Back when she wrote Sex and the Single Girl, Helen was forty years old, five feet four inches, and slim, accustomed to a carefully monitored regimen of diet and exercise that kept her at 109 pounds. As soon as she started work at Cosmopolitan, however, it was apparent that she was a middle-aged woman in the land of the young, and vigilance was the price of survival. She decided she could afford fifteen hundred calories a day and not a single extra; if she gained a pound, she imposed a drastic calorie reduction or a total fast for at least a day. Exercise began first thing in the morning—“Thirty minutes on the body and 20 on the face”—and continued later in the day, whenever she had time to do a few leg lifts. “Age to me is a disease to be fought back like cancer, multiple sclerosis and typhoid,” she told a reporter. “I’ll do anything if it works.” Her weight dropped to 105, then 97; when it reached 95 her hair started falling out. “I may have carried it ‘too far,’” she admitted in her second-to-last memoir, The Late Show, and called herself, at the age of seventy, “a grown-up anorectic.” The term “grown-up”
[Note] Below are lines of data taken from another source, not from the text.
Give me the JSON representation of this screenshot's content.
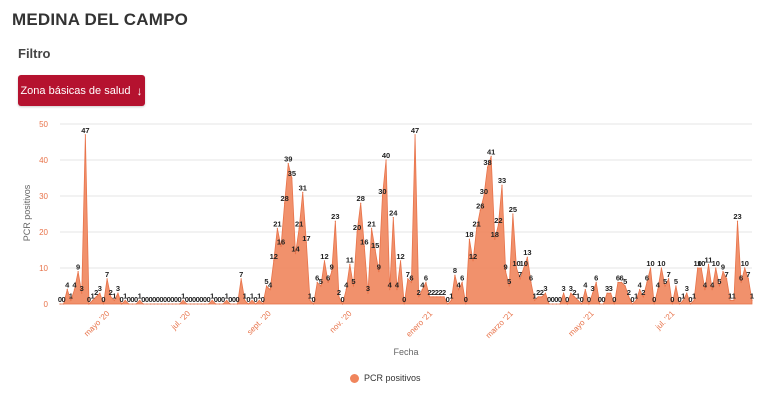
{
  "header": {
    "title": "MEDINA DEL CAMPO"
  },
  "filter": {
    "label": "Filtro",
    "button_label": "Zona básicas de salud",
    "button_icon": "arrow-down-icon"
  },
  "colors": {
    "accent": "#b5122f",
    "series": "#f0855c",
    "axis": "#e8734a"
  },
  "chart_data": {
    "type": "area",
    "xlabel": "Fecha",
    "ylabel": "PCR positivos",
    "ylim": [
      0,
      50
    ],
    "yticks": [
      "0",
      "10",
      "20",
      "30",
      "40",
      "50"
    ],
    "xticks": [
      "mayo '20",
      "jul. '20",
      "sept. '20",
      "nov. '20",
      "enero '21",
      "marzo '21",
      "mayo '21",
      "jul. '21"
    ],
    "grid": true,
    "legend_position": "bottom",
    "series": [
      {
        "name": "PCR positivos",
        "values": [
          0,
          0,
          4,
          1,
          4,
          9,
          3,
          47,
          0,
          1,
          2,
          3,
          0,
          7,
          2,
          1,
          3,
          0,
          1,
          0,
          0,
          0,
          1,
          0,
          0,
          0,
          0,
          0,
          0,
          0,
          0,
          0,
          0,
          0,
          1,
          0,
          0,
          0,
          0,
          0,
          0,
          0,
          1,
          0,
          0,
          0,
          1,
          0,
          0,
          0,
          7,
          1,
          0,
          1,
          0,
          1,
          0,
          5,
          4,
          12,
          21,
          16,
          28,
          39,
          35,
          14,
          21,
          31,
          17,
          1,
          0,
          6,
          5,
          12,
          6,
          9,
          23,
          2,
          0,
          4,
          11,
          5,
          20,
          28,
          16,
          3,
          21,
          15,
          9,
          30,
          40,
          4,
          24,
          4,
          12,
          0,
          7,
          6,
          47,
          2,
          4,
          6,
          2,
          2,
          2,
          2,
          2,
          0,
          1,
          8,
          4,
          6,
          0,
          18,
          12,
          21,
          26,
          30,
          38,
          41,
          18,
          22,
          33,
          9,
          5,
          25,
          10,
          7,
          10,
          13,
          6,
          1,
          2,
          2,
          3,
          0,
          0,
          0,
          0,
          3,
          0,
          3,
          2,
          1,
          0,
          4,
          0,
          3,
          6,
          0,
          0,
          3,
          3,
          0,
          6,
          6,
          5,
          2,
          0,
          1,
          4,
          2,
          6,
          10,
          0,
          4,
          10,
          5,
          7,
          0,
          5,
          0,
          1,
          3,
          0,
          1,
          10,
          10,
          4,
          11,
          4,
          10,
          5,
          9,
          7,
          1,
          1,
          23,
          6,
          10,
          7,
          1
        ]
      }
    ]
  }
}
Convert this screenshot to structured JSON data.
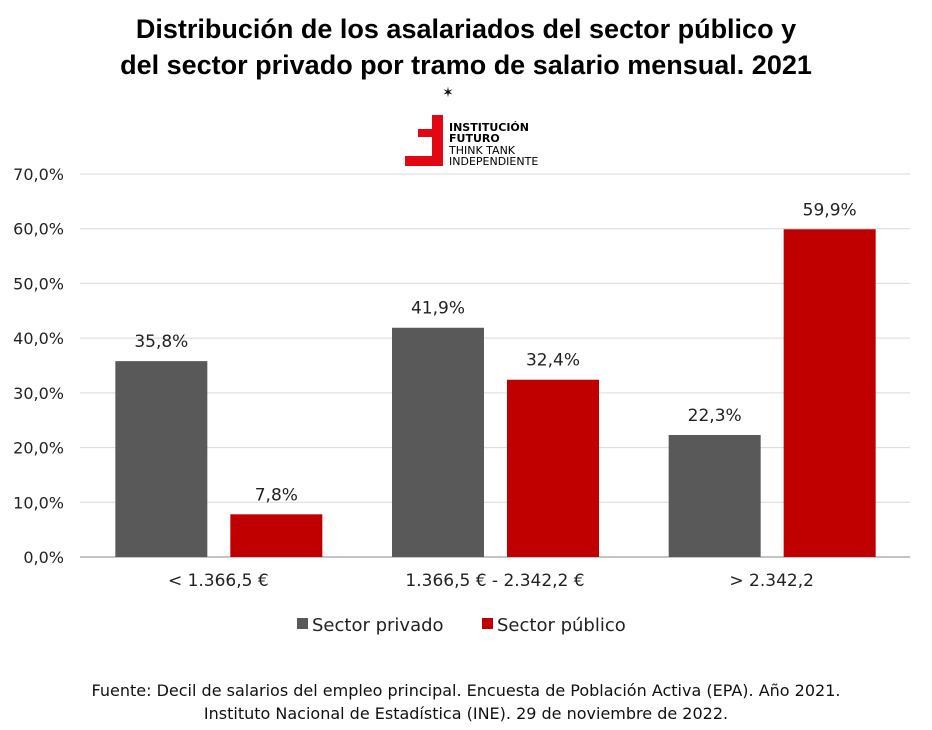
{
  "chart_data": {
    "type": "bar",
    "title_lines": [
      "Distribución de los asalariados del sector público y",
      "del sector privado por tramo de salario mensual. 2021"
    ],
    "categories": [
      "< 1.366,5 €",
      "1.366,5 € - 2.342,2 €",
      "> 2.342,2"
    ],
    "series": [
      {
        "name": "Sector privado",
        "values": [
          35.8,
          41.9,
          22.3
        ],
        "labels": [
          "35,8%",
          "41,9%",
          "22,3%"
        ],
        "color": "#595959"
      },
      {
        "name": "Sector público",
        "values": [
          7.8,
          32.4,
          59.9
        ],
        "labels": [
          "7,8%",
          "32,4%",
          "59,9%"
        ],
        "color": "#c00000"
      }
    ],
    "ylim": [
      0,
      70
    ],
    "yticks": [
      0,
      10,
      20,
      30,
      40,
      50,
      60,
      70
    ],
    "ytick_labels": [
      "0,0%",
      "10,0%",
      "20,0%",
      "30,0%",
      "40,0%",
      "50,0%",
      "60,0%",
      "70,0%"
    ],
    "grid": true,
    "legend_placement": "bottom"
  },
  "logo": {
    "lines": [
      "INSTITUCIÓN",
      "FUTURO",
      "THINK TANK",
      "INDEPENDIENTE"
    ],
    "color": "#e30613"
  },
  "source": [
    "Fuente: Decil de salarios del empleo principal. Encuesta de Población Activa (EPA). Año 2021.",
    "Instituto Nacional de Estadística (INE). 29 de noviembre de 2022."
  ]
}
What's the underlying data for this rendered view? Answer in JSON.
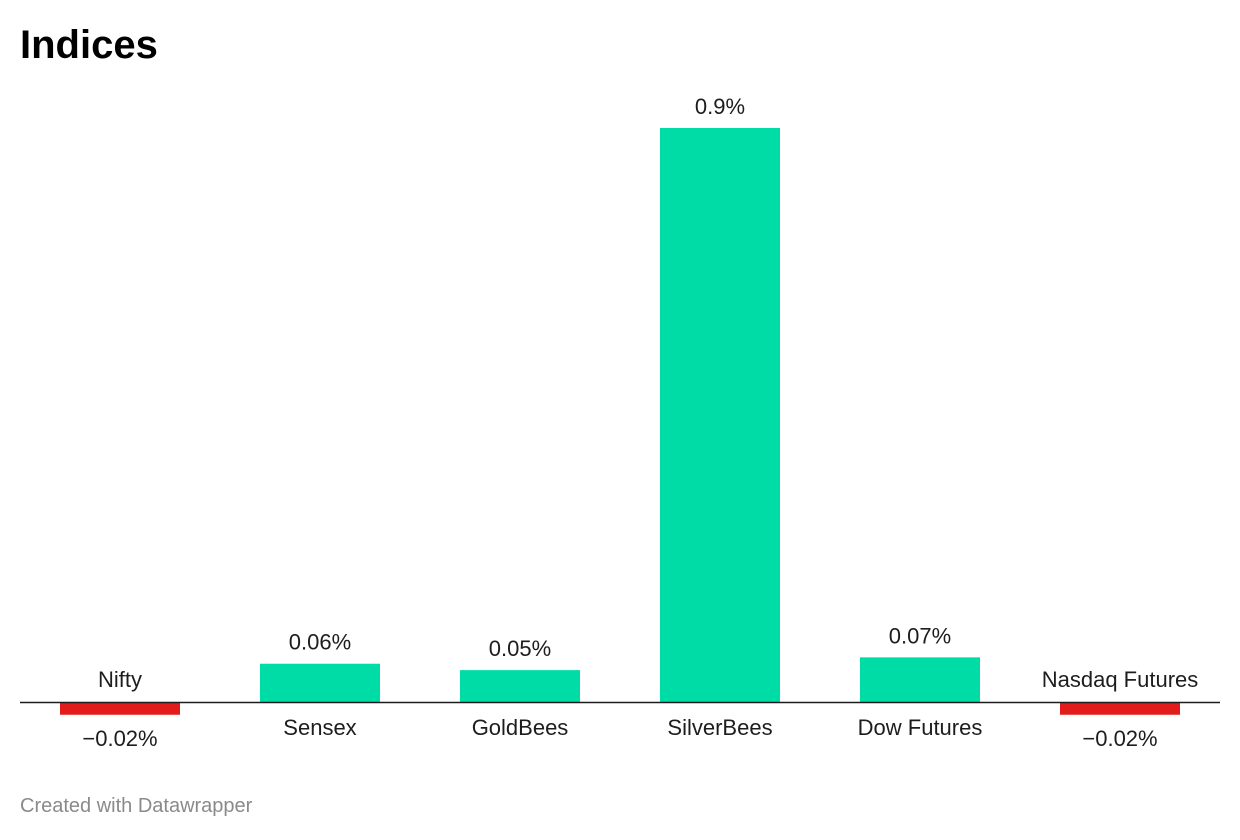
{
  "chart_data": {
    "type": "bar",
    "title": "Indices",
    "categories": [
      "Nifty",
      "Sensex",
      "GoldBees",
      "SilverBees",
      "Dow Futures",
      "Nasdaq Futures"
    ],
    "values": [
      -0.02,
      0.06,
      0.05,
      0.9,
      0.07,
      -0.02
    ],
    "value_labels": [
      "−0.02%",
      "0.06%",
      "0.05%",
      "0.9%",
      "0.07%",
      "−0.02%"
    ],
    "ylim": [
      -0.02,
      0.9
    ],
    "grid": false,
    "colors": {
      "positive": "#00dca6",
      "negative": "#e21b1b",
      "baseline": "#1d1d1d"
    }
  },
  "footer": {
    "credit": "Created with Datawrapper"
  }
}
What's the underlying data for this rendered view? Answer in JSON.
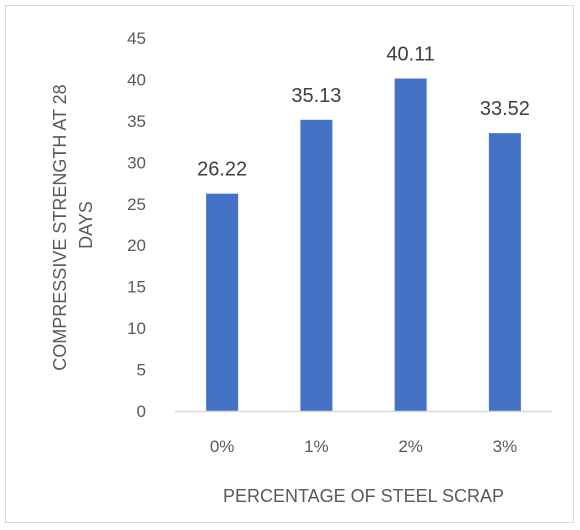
{
  "chart_data": {
    "type": "bar",
    "categories": [
      "0%",
      "1%",
      "2%",
      "3%"
    ],
    "values": [
      26.22,
      35.13,
      40.11,
      33.52
    ],
    "data_labels": [
      "26.22",
      "35.13",
      "40.11",
      "33.52"
    ],
    "title": "",
    "xlabel": "PERCENTAGE OF STEEL SCRAP",
    "ylabel_lines": [
      "COMPRESSIVE STRENGTH AT 28",
      "DAYS"
    ],
    "ylim": [
      0,
      45
    ],
    "yticks": [
      0,
      5,
      10,
      15,
      20,
      25,
      30,
      35,
      40,
      45
    ],
    "grid": false,
    "legend": "none",
    "bar_color": "#4472C4"
  }
}
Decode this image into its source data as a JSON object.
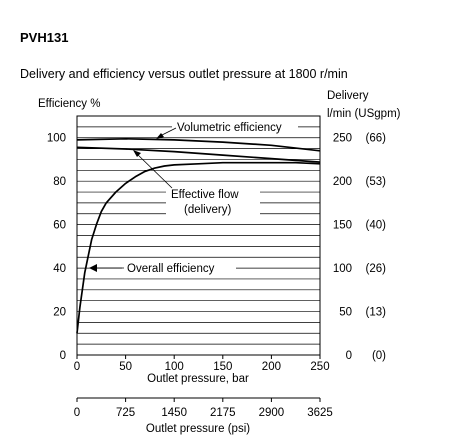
{
  "header": {
    "model": "PVH131",
    "subtitle": "Delivery and efficiency versus outlet pressure at 1800 r/min"
  },
  "chart_data": {
    "type": "line",
    "title": "Delivery and efficiency versus outlet pressure at 1800 r/min",
    "ylabel_left": "Efficiency %",
    "ylabel_right_line1": "Delivery",
    "ylabel_right_line2": "l/min  (USgpm)",
    "xlabel_bar": "Outlet pressure, bar",
    "xlabel_psi": "Outlet pressure (psi)",
    "xlim": [
      0,
      250
    ],
    "ylim_left": [
      0,
      110
    ],
    "ylim_right": [
      0,
      275
    ],
    "grid": {
      "horizontal": true,
      "vertical": false
    },
    "x_ticks": [
      "0",
      "50",
      "100",
      "150",
      "200",
      "250"
    ],
    "psi_ticks": [
      "0",
      "725",
      "1450",
      "2175",
      "2900",
      "3625"
    ],
    "y_left_ticks": [
      "0",
      "20",
      "40",
      "60",
      "80",
      "100"
    ],
    "y_right_ticks": [
      {
        "lmin": "0",
        "gpm": "(0)"
      },
      {
        "lmin": "50",
        "gpm": "(13)"
      },
      {
        "lmin": "100",
        "gpm": "(26)"
      },
      {
        "lmin": "150",
        "gpm": "(40)"
      },
      {
        "lmin": "200",
        "gpm": "(53)"
      },
      {
        "lmin": "250",
        "gpm": "(66)"
      }
    ],
    "annotations": {
      "volumetric": "Volumetric efficiency",
      "flow_line1": "Effective flow",
      "flow_line2": "(delivery)",
      "overall": "Overall efficiency"
    },
    "series": [
      {
        "axis": "left",
        "x": [
          0,
          50,
          100,
          150,
          200,
          250
        ],
        "y": [
          99,
          99.5,
          99,
          98,
          96.5,
          94
        ]
      },
      {
        "axis": "right",
        "x": [
          0,
          50,
          100,
          150,
          200,
          250
        ],
        "y": [
          239,
          237,
          234,
          230,
          226,
          222
        ]
      },
      {
        "axis": "left",
        "x": [
          0,
          3,
          8,
          15,
          20,
          25,
          30,
          40,
          50,
          60,
          70,
          80,
          90,
          100,
          125,
          150,
          175,
          200,
          225,
          250
        ],
        "y": [
          10,
          22,
          38,
          53,
          60,
          66,
          70,
          75,
          79,
          82,
          84.5,
          86,
          87,
          87.5,
          88,
          88.5,
          88.5,
          88.5,
          88.5,
          88
        ]
      }
    ]
  }
}
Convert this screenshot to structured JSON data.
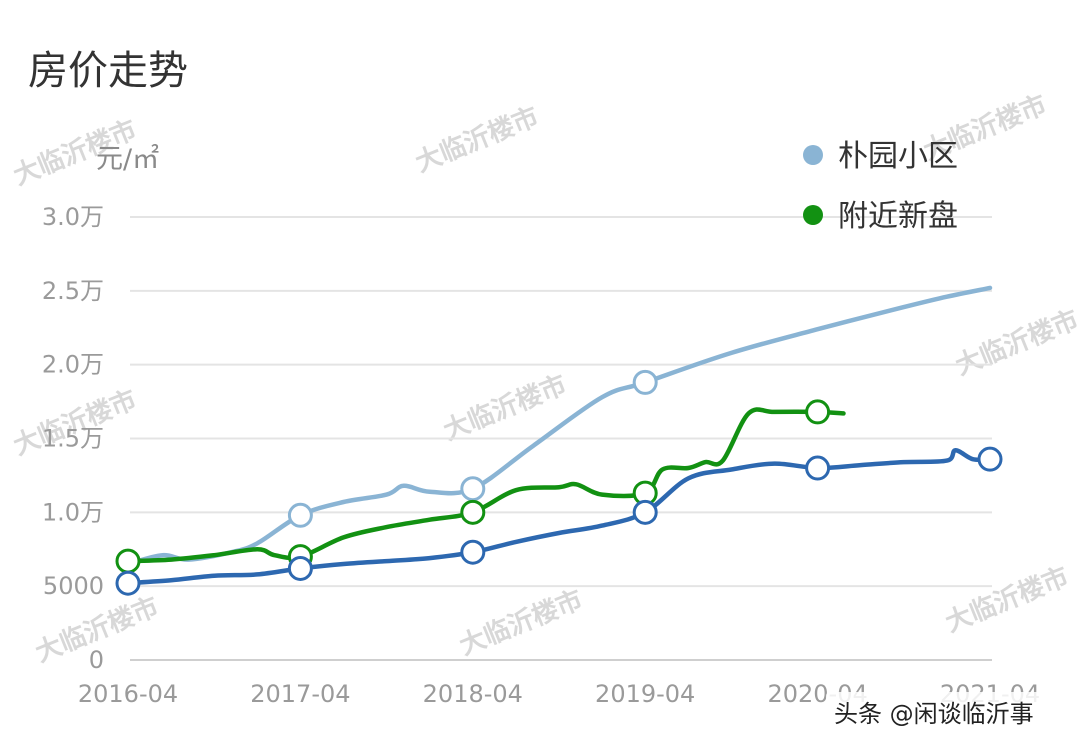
{
  "chart_data": {
    "type": "line",
    "title": "房价走势",
    "ylabel": "元/㎡",
    "xlabel": "",
    "ylim": [
      0,
      30000
    ],
    "y_ticks": [
      {
        "value": 0,
        "label": "0"
      },
      {
        "value": 5000,
        "label": "5000"
      },
      {
        "value": 10000,
        "label": "1.0万"
      },
      {
        "value": 15000,
        "label": "1.5万"
      },
      {
        "value": 20000,
        "label": "2.0万"
      },
      {
        "value": 25000,
        "label": "2.5万"
      },
      {
        "value": 30000,
        "label": "3.0万"
      }
    ],
    "x_ticks": [
      "2016-04",
      "2017-04",
      "2018-04",
      "2019-04",
      "2020-04",
      "2021-04"
    ],
    "legend_position": "top-right",
    "grid": true,
    "series": [
      {
        "name": "朴园小区",
        "color": "#8ab4d4",
        "points": [
          [
            2016.25,
            6500
          ],
          [
            2016.45,
            7100
          ],
          [
            2016.6,
            6800
          ],
          [
            2016.85,
            7300
          ],
          [
            2017.0,
            7900
          ],
          [
            2017.25,
            9800
          ],
          [
            2017.5,
            10700
          ],
          [
            2017.75,
            11200
          ],
          [
            2017.85,
            11800
          ],
          [
            2018.0,
            11400
          ],
          [
            2018.25,
            11600
          ],
          [
            2018.6,
            14500
          ],
          [
            2019.0,
            17800
          ],
          [
            2019.25,
            18800
          ],
          [
            2019.75,
            20800
          ],
          [
            2020.25,
            22400
          ],
          [
            2020.75,
            23900
          ],
          [
            2021.0,
            24600
          ],
          [
            2021.25,
            25200
          ]
        ],
        "markers": [
          [
            2017.25,
            9800
          ],
          [
            2018.25,
            11600
          ],
          [
            2019.25,
            18800
          ]
        ]
      },
      {
        "name": "附近新盘",
        "color": "#129112",
        "points": [
          [
            2016.25,
            6700
          ],
          [
            2016.5,
            6800
          ],
          [
            2016.75,
            7100
          ],
          [
            2017.0,
            7500
          ],
          [
            2017.1,
            7100
          ],
          [
            2017.25,
            7000
          ],
          [
            2017.5,
            8300
          ],
          [
            2017.75,
            9000
          ],
          [
            2018.0,
            9500
          ],
          [
            2018.25,
            10000
          ],
          [
            2018.5,
            11500
          ],
          [
            2018.75,
            11700
          ],
          [
            2018.85,
            11900
          ],
          [
            2019.0,
            11200
          ],
          [
            2019.25,
            11300
          ],
          [
            2019.35,
            12900
          ],
          [
            2019.5,
            13000
          ],
          [
            2019.6,
            13400
          ],
          [
            2019.7,
            13500
          ],
          [
            2019.85,
            16700
          ],
          [
            2020.0,
            16800
          ],
          [
            2020.25,
            16800
          ],
          [
            2020.4,
            16700
          ]
        ],
        "markers": [
          [
            2016.25,
            6700
          ],
          [
            2017.25,
            7000
          ],
          [
            2018.25,
            10000
          ],
          [
            2019.25,
            11300
          ],
          [
            2020.25,
            16800
          ]
        ]
      },
      {
        "name": "",
        "color": "#2d68b0",
        "points": [
          [
            2016.25,
            5200
          ],
          [
            2016.5,
            5400
          ],
          [
            2016.75,
            5700
          ],
          [
            2017.0,
            5800
          ],
          [
            2017.25,
            6200
          ],
          [
            2017.5,
            6500
          ],
          [
            2017.75,
            6700
          ],
          [
            2018.0,
            6900
          ],
          [
            2018.25,
            7300
          ],
          [
            2018.5,
            8000
          ],
          [
            2018.75,
            8600
          ],
          [
            2019.0,
            9100
          ],
          [
            2019.25,
            10000
          ],
          [
            2019.5,
            12300
          ],
          [
            2019.75,
            12900
          ],
          [
            2020.0,
            13300
          ],
          [
            2020.25,
            13000
          ],
          [
            2020.5,
            13200
          ],
          [
            2020.75,
            13400
          ],
          [
            2021.0,
            13500
          ],
          [
            2021.05,
            14200
          ],
          [
            2021.15,
            13600
          ],
          [
            2021.25,
            13600
          ]
        ],
        "markers": [
          [
            2016.25,
            5200
          ],
          [
            2017.25,
            6200
          ],
          [
            2018.25,
            7300
          ],
          [
            2019.25,
            10000
          ],
          [
            2020.25,
            13000
          ],
          [
            2021.25,
            13600
          ]
        ]
      }
    ]
  },
  "watermark_text": "大临沂楼市",
  "credit": "头条 @闲谈临沂事"
}
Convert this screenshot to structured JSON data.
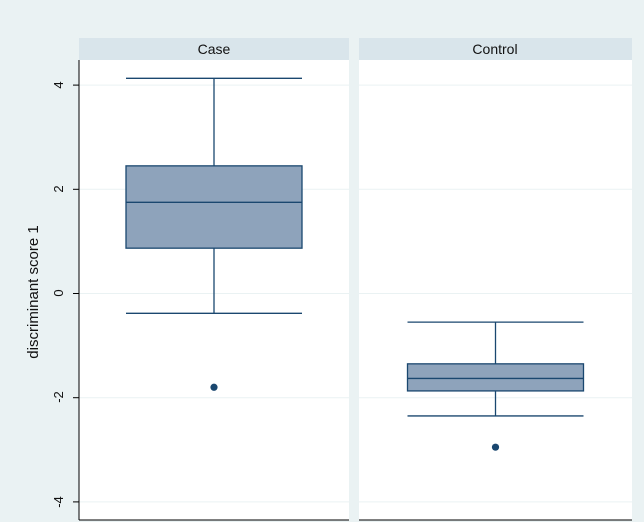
{
  "chart_data": {
    "type": "boxplot",
    "ylabel": "discriminant score 1",
    "xlabel": "",
    "title": "",
    "ylim": [
      -4.3,
      4.3
    ],
    "yticks": [
      -4,
      -2,
      0,
      2,
      4
    ],
    "tick_labels": [
      "-4",
      "-2",
      "0",
      "2",
      "4"
    ],
    "grid": true,
    "panels": [
      {
        "label": "Case",
        "whisker_low": -0.38,
        "q1": 0.87,
        "median": 1.75,
        "q3": 2.45,
        "whisker_high": 4.13,
        "outliers": [
          -1.8
        ]
      },
      {
        "label": "Control",
        "whisker_low": -2.35,
        "q1": -1.87,
        "median": -1.63,
        "q3": -1.35,
        "whisker_high": -0.55,
        "outliers": [
          -2.95
        ]
      }
    ]
  },
  "colors": {
    "outer_background": "#eaf2f3",
    "plot_background": "#ffffff",
    "strip_background": "#d9e5eb",
    "box_fill": "#8ea3bb",
    "box_line": "#1a476f",
    "marker": "#1a476f",
    "grid": "#eaf2f3",
    "axis": "#000000"
  }
}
would have been harder for her to utter than the word “anorectic.” As she once remarked, “I think you may have to have a tiny touch of anorexia nervosa to maintain an ideal weight . . . not a heavy case, just a little one!” Nonetheless, she allowed the scale to creep back up to 102. But eating normally never became a habit. A reporter who treated her to a champagne cocktail one afternoon described what it was like for Helen to confront an article of food that threatened to make her fat. “She carefully fished out the calorie-laden brandy-soaked sugar lump, took a couple of polite sips, praised it extravagantly as the most delicious thing she’d ever had, and went back to Perrier water.”
Helen loved the way she looked: her flat stomach and tiny dress size made up for every brownie she didn’t eat. It was impossible for her to believe that she might have been badly served by decades of calorie counting and several rounds of plastic surgery, even when she read harsh remarks about her looks in the press. “Her face is strangely pinkish and immobile, and her stick-like arms make you wonder if she hasn’t rather overdone the dieting,” a reporter observed in 1980. USA Today once published the results of a survey in which respondents named the famous people whose looks they most admired and least admired. On the list of the least admired, the top four were Janet Reno, Roseanne Barr, Tipper Gore, and Helen. She was enraged—couldn’t anyone recognize self-discipline? When friends begged her to eat more, when doctors urged her to gain a few pounds, when strangers came up to her in the street and told her she looked skeletal, she concluded they were jealous. “I get seriously aggravated by people who hate me because I’m thin,” she complained. “I think I’m an affliction in some people’s lives.” She resented being teased for constantly ordering plain broiled fish in restaurants or refusing to taste the birthday cake at an office party. Helen rarely expressed vituperation in print about anyone; she made a habit of being nice to people under nearly all circumstances. But at the thought of hostesses trying to force her off her diet, she erupted. “Mostly the pushers are your ‘friends,’” she wrote bitterly. “‘For God’s sake, have a roll and butter, have dessert . . . you can afford it!’ Listen, if you ‘afforded’ it, you would be fat like they are.” Once, she wrote, a hostess handed her a cup of Sanka and waited until she finished it before announcing with a chortle that Helen had just consumed some chocolate chips, which had been slipped into her cup back in the kitchen. Remembering this betrayal, Helen was still livid. “Bitch!”